The order is for four 9,350 CEU vessels with an option for up to eight additional vessels. The company told investors they can exercise the options in two batches of four vessels each. The ships are to be built by China’s Jinling Shipyard (Jiangsu). The first vessels will start being delivered from the second half of 2026.
In addition to their size, the new vessels are more streamlined for efficiency. They will be built with a dual-fuel propulsion plant that will be methanol-capable on delivery and ammonia-ready. The company noted to investors that the ability to install ammonia propulsion at a later stage “provides for optionality when it comes to a choice of future green fuel types.”
“The process of developing our new design started over 1.5 years ago and the newbuidlings team have been working in close collaboration with the designer, Delta Marin, and internal and external stakeholders during this period, to ensure the vessel design meets safety requirements and is well suitable for our future short term and long-term operational needs,” said Lars Ekren, Senior Manager – Newbuildings and Conversions.
The company highlights that the vessels are designed to support its trading patterns. They said the new design will have a high degree of flexibility allowing for a variety of cargo compositions.
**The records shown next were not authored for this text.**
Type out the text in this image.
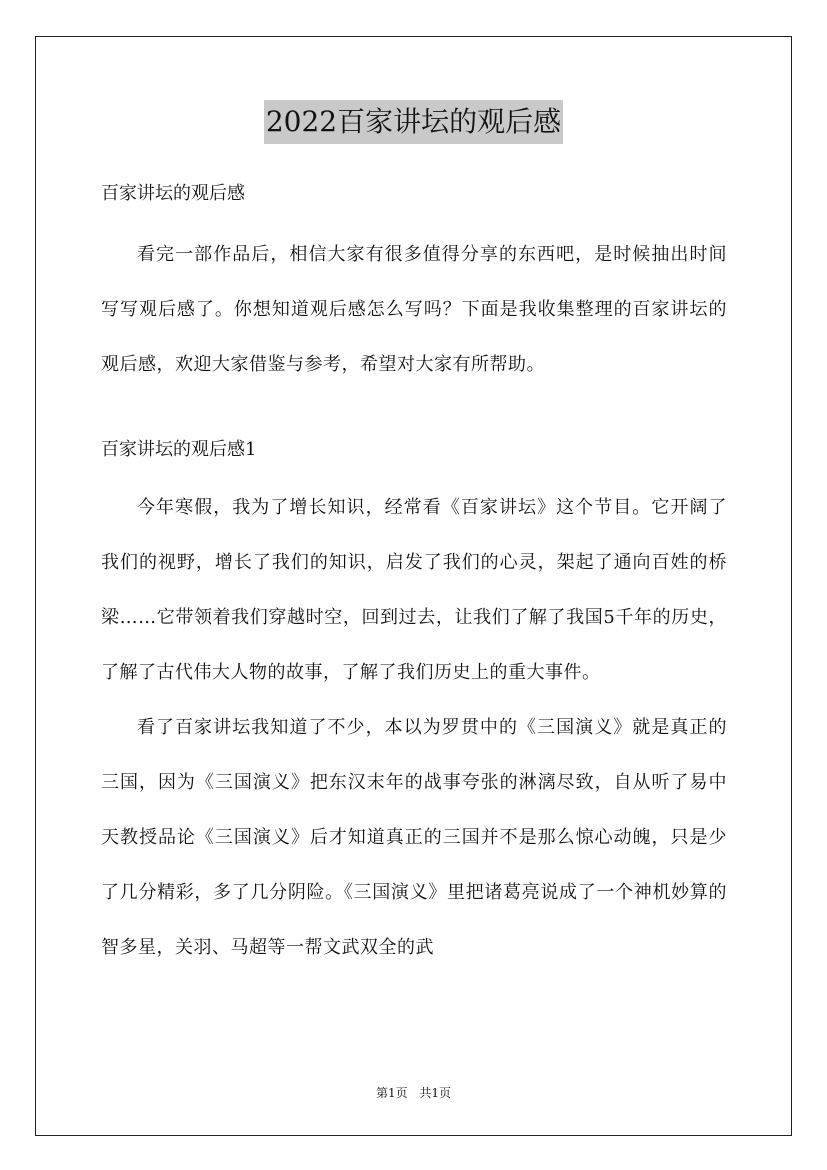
2022百家讲坛的观后感

百家讲坛的观后感

看完一部作品后，相信大家有很多值得分享的东西吧，是时候抽出时间写写观后感了。你想知道观后感怎么写吗？下面是我收集整理的百家讲坛的观后感，欢迎大家借鉴与参考，希望对大家有所帮助。

百家讲坛的观后感1

今年寒假，我为了增长知识，经常看《百家讲坛》这个节目。它开阔了我们的视野，增长了我们的知识，启发了我们的心灵，架起了通向百姓的桥梁……它带领着我们穿越时空，回到过去，让我们了解了我国5千年的历史，了解了古代伟大人物的故事，了解了我们历史上的重大事件。

看了百家讲坛我知道了不少，本以为罗贯中的《三国演义》就是真正的三国，因为《三国演义》把东汉末年的战事夸张的淋漓尽致，自从听了易中天教授品论《三国演义》后才知道真正的三国并不是那么惊心动魄，只是少了几分精彩，多了几分阴险。《三国演义》里把诸葛亮说成了一个神机妙算的智多星，关羽、马超等一帮文武双全的武

第1页 共1页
The decision to proceed with the newbuilding order comes as the industry is experiencing strong demand. Wallenius Wilhelmsen is the largest RoRo vessel operator, with a current fleet of 126 vessels, down from 131 as they redelivered some ships and noted that charter rates remain very high. The company has no short-term charters currently. That helped them to report overall revenues that were up four percent quarter-to-quarter and nine percent year-over-year, to approximately $1.3 billion overall and $987 million specifically for ship services transporting vehicles. EBITDA was up more than 50 percent year-over-year.
Reviewing the market for investors, the company said there are currently 760 vessels with a capacity of over 1,000 units and a total capacity in the sector of just over four million units. Since early April, they said 16 new vessels have been ordered with the total orderbook for the sector at 154 vessels, which represents 29 percent of current capacity. Two new vessels were delivered into the sector in the second quarter while none went to scrap and six more are due for delivery before the end of 2023.
Driving the strong orderbook is strong growth in demand. They cited data from S&P saying auto volumes were up more than 11 percent in major markets, making it the best quarter in two years. Chinese exports were driving the market with 45 percent year-over-year growth, especially with battery electric vehicles. Exports were also strong from Europe and Japan while South Korea is showing steady growth and only North American exports were more muted. Key drivers for the industry are the volumes exported to North America and Europe.
Wallenius Wilhelmsen told investors that it expects the market strengths to continue. They expect to maintain a fleet of 125 to 135 vessels and are using the current opportunities to drive their transition strategy for net zero operations.